Drought’s effects provoke concern

By Lori Wilkosz

Farmers and consumers alike are concerned about the effects of last summer’s record-breaking drought and the resulting higher food prices, as well as the future of farmers’ crops as a new growing season approaches.

David Whitson, agriculture adviser for the DeKalb County Cooperative Extension Service, said the lack of precipitation this winter might be signaling another drought-stricken summer. The current precipitation level is higher than last summer’s level, but it is still 25 percent below the normal annual level. Whitson said the normal annual precipitation level is 38.16 inches, and the precipitation level for 1988 was 29.38 inches.

“We do have adequate moisture right now, but we still need more rain than average in March and April in order to have improved crops,” he said. “If we go into another year of major drought, it will definitely have an effect on finances for farmers and agriculture businesses.”

Farmers will have a lower income, making it difficult for them to buy equipment needed for farming. Agriculture businesses will suffer as a result, he said.

Consumers also are worried about the possibilities of another bad year for farmers because it would mean continued higher food prices. Food prices are still higher than average because of the drought, he said.

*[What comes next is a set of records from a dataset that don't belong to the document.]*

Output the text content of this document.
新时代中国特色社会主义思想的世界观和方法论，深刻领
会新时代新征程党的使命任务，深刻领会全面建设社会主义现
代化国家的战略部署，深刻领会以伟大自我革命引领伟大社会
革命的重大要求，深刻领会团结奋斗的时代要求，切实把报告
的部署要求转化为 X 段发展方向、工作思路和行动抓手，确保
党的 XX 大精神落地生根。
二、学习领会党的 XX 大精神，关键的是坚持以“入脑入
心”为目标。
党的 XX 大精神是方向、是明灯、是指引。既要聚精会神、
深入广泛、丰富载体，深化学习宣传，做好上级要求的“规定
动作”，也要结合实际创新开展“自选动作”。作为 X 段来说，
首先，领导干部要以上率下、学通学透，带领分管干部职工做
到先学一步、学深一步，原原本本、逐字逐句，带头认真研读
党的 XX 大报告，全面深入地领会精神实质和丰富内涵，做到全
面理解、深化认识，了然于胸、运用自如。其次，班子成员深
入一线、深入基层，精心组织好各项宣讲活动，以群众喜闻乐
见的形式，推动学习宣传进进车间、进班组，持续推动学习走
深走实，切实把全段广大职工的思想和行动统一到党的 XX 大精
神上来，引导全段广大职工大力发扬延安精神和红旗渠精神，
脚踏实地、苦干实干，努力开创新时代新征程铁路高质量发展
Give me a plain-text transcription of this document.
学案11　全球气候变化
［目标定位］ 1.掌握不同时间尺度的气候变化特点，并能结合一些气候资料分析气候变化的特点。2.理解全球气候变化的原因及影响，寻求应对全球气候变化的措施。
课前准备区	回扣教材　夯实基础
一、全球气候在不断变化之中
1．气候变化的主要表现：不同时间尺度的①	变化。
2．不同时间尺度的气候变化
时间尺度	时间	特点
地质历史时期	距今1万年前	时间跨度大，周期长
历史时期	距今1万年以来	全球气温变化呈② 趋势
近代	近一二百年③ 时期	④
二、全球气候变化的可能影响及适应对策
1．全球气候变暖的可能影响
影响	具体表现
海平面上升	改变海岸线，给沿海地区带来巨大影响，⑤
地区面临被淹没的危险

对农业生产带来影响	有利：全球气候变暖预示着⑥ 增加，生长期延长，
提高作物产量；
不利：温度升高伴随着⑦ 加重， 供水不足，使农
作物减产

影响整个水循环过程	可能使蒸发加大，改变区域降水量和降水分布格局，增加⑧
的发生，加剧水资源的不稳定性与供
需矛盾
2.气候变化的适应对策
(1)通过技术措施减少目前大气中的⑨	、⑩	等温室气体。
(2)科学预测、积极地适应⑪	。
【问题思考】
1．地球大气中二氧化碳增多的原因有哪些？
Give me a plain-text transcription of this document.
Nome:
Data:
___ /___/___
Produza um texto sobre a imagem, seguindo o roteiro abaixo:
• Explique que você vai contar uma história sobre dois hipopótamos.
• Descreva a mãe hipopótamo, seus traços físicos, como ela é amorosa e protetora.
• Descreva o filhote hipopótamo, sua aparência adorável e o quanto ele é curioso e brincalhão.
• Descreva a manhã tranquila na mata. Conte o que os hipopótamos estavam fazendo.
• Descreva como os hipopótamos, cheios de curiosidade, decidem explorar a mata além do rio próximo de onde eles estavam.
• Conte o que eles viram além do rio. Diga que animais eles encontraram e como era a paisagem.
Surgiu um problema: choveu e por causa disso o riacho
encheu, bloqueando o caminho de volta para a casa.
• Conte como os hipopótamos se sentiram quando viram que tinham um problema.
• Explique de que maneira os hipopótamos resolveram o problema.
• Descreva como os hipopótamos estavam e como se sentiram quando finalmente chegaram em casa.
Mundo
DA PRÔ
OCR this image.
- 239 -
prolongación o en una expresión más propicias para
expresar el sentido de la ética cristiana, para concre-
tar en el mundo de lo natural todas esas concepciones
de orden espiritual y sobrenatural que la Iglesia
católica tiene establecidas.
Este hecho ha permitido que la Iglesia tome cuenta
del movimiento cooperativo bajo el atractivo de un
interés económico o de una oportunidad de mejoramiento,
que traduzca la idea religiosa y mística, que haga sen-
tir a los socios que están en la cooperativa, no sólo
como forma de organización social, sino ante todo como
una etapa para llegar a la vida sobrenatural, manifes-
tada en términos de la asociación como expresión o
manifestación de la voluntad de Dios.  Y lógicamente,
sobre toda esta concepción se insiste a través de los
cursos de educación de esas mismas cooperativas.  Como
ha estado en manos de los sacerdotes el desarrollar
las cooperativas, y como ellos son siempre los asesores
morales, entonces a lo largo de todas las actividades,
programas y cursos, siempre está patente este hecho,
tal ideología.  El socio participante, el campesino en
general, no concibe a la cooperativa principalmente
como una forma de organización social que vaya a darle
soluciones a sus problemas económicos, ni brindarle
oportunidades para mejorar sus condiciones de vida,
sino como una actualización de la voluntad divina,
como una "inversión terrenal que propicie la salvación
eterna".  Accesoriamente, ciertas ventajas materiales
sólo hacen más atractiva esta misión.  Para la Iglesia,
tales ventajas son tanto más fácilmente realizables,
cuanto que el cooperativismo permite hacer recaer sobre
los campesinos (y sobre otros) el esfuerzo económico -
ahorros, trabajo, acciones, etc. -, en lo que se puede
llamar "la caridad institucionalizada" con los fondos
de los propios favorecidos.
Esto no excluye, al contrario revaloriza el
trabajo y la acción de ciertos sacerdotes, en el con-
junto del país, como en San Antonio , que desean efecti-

The largest increase in food prices has been vegetable crops damaged by the drought, which are non-storable and in short supply, he said. The prices of corn, soybean and wheat products have not been affected by the drought as much as other vegetable crops, he said.

Allen Staver, NIU professor of meteorology, said the warmer, drier summer of 1988 is a partial reason for this season’s below-average snowfall and warm temperatures.

A warmer-than-normal season with more precipitation than last summer is predicted for this summer, Staver said, adding that there have never been consecutive drought summers.

Whitson said the DeKalb County Cooperative Extension Service is holding its annual Winter Agronomy Day on February 15. The program will include specialists in areas such as water quality who will advise farmers about any anticipated crop production problems.